A portfolio of features by Grace Jo Walker

Al WeiWei and Patti Smith to honour Oscar Wilde with new art project

Al WeiWei and Patti Smith to honour Oscar Wilde with new art project

Featuring 30 artists, the work will explore themes of imprisonment and separation in both Victorian literature and contemporary art

 

As one of Britain’s literary heroes, Oscar Wilde was a multi layered, complicated character. His works delve into the unconventional romantic indulgences of the late 19th century—unlawful homosexual attraction being one of his primal driving forces. His most notable novel, The Picture of Dorian Gray, was received with such social outrage that he was incarcerated in 1895 for “indecency.” The resultant years spent locked away in prison swallowed the writer into a dismal void of loneliness, confusion and rejection. For the first time this fall, an exhibition will revisit Reading Prison, the confined space Wilde reluctantly called home following his arrest.

Brought together by Artangel, a London based art agency, the semi-exhibition will use the raw setting of Wilde’s imprisonment to propel wider feelings of exclusion, aptly named Inside—Artists and Writers in Reading Prison. For the writer, the prison was not exclusively a site of unjust treatment, but also a source of inspiration. His time there saw the genesis of some of his last great works: De Profundis, an epic love letter written from his prison cell to his lover Lord Alfred Douglas, and the famous Ballad of Reading Gaol, which he composed shortly after his release.

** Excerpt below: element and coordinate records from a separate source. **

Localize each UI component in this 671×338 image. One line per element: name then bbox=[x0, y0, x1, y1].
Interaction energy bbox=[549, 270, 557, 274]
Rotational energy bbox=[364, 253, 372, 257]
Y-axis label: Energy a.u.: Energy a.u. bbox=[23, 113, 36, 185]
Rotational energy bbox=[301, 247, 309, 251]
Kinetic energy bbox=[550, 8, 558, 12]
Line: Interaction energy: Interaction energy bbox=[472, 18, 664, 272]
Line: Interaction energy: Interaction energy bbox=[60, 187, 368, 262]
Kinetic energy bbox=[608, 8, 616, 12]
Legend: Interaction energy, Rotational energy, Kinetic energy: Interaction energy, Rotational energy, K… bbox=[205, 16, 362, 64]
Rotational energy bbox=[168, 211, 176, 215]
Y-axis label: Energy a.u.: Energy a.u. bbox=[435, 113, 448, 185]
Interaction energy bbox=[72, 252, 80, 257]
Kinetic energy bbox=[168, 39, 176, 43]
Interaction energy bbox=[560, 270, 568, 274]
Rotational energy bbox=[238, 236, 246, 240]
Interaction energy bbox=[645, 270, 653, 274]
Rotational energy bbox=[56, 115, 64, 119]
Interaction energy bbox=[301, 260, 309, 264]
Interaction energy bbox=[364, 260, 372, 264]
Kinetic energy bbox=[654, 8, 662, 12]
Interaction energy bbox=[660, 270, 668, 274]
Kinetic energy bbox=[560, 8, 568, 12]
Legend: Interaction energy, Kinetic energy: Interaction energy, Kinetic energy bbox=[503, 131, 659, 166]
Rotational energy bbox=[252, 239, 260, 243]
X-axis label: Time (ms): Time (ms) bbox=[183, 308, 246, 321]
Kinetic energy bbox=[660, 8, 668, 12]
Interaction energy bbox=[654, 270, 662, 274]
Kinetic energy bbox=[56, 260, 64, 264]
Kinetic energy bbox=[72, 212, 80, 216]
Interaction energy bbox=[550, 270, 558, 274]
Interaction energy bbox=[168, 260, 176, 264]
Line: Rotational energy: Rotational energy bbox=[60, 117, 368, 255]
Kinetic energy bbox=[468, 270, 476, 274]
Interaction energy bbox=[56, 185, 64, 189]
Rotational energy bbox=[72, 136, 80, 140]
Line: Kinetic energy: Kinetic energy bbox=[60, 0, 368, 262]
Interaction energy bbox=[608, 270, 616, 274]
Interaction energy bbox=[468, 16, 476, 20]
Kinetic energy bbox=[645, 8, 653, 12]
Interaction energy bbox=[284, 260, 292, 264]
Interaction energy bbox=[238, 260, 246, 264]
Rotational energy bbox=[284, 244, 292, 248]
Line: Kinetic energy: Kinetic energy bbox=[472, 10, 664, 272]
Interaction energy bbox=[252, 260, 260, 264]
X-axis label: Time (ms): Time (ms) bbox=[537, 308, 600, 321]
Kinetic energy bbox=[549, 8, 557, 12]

In addition to the peeling of Wilde’s psychology, the exhibition will house works by an eclectic array of current artists who, like the writer, aim to portray separation. Ai Weiwei will pen a prison piece outlining his personal experience in confinement, with works by Jeanette Winterson, Deborah Levy and Anne Carson also on display. What’s more, a host of celebrated artists, writers, actors, and performers—including Patti Smith, Ragnar Kjartansson, Neil Bartlett, Ralph Fiennes, Kathryn Hunter, Maxine Peake, Colm Tóibín, and Ben Whishaw— will also be involved in the project. Every Sunday of September and October, they will pay tribute to Wilde by reading the entirety of De Profundis in the prison chapel.

Speaking of the exhibition’s span, Artangel co-directors James Lingwood and Michael Morris explained, “We are excited to be opening up Reading Prisonwith such a remarkable range of artists, writers, and performers responding to the imposing Victorian architecture and the continuing resonance of De Profundis, written by Wilde in his cell as Prisoner C.3.3.” They further mentioned the project “will offer the public an opportunity to reflect, in a particularly powerful place, on the implications for the individual when separated from society by the state.”

So, while honoring Wilde and his literature on a historical basis, the exhibition promises to offer a probing analysis on the themes of separation and social exclusion on a more contemporary level. The unique project, Inside—Artists and Writers in Reading Prison will be open to the public from September 4, and will conclude October 30 2016.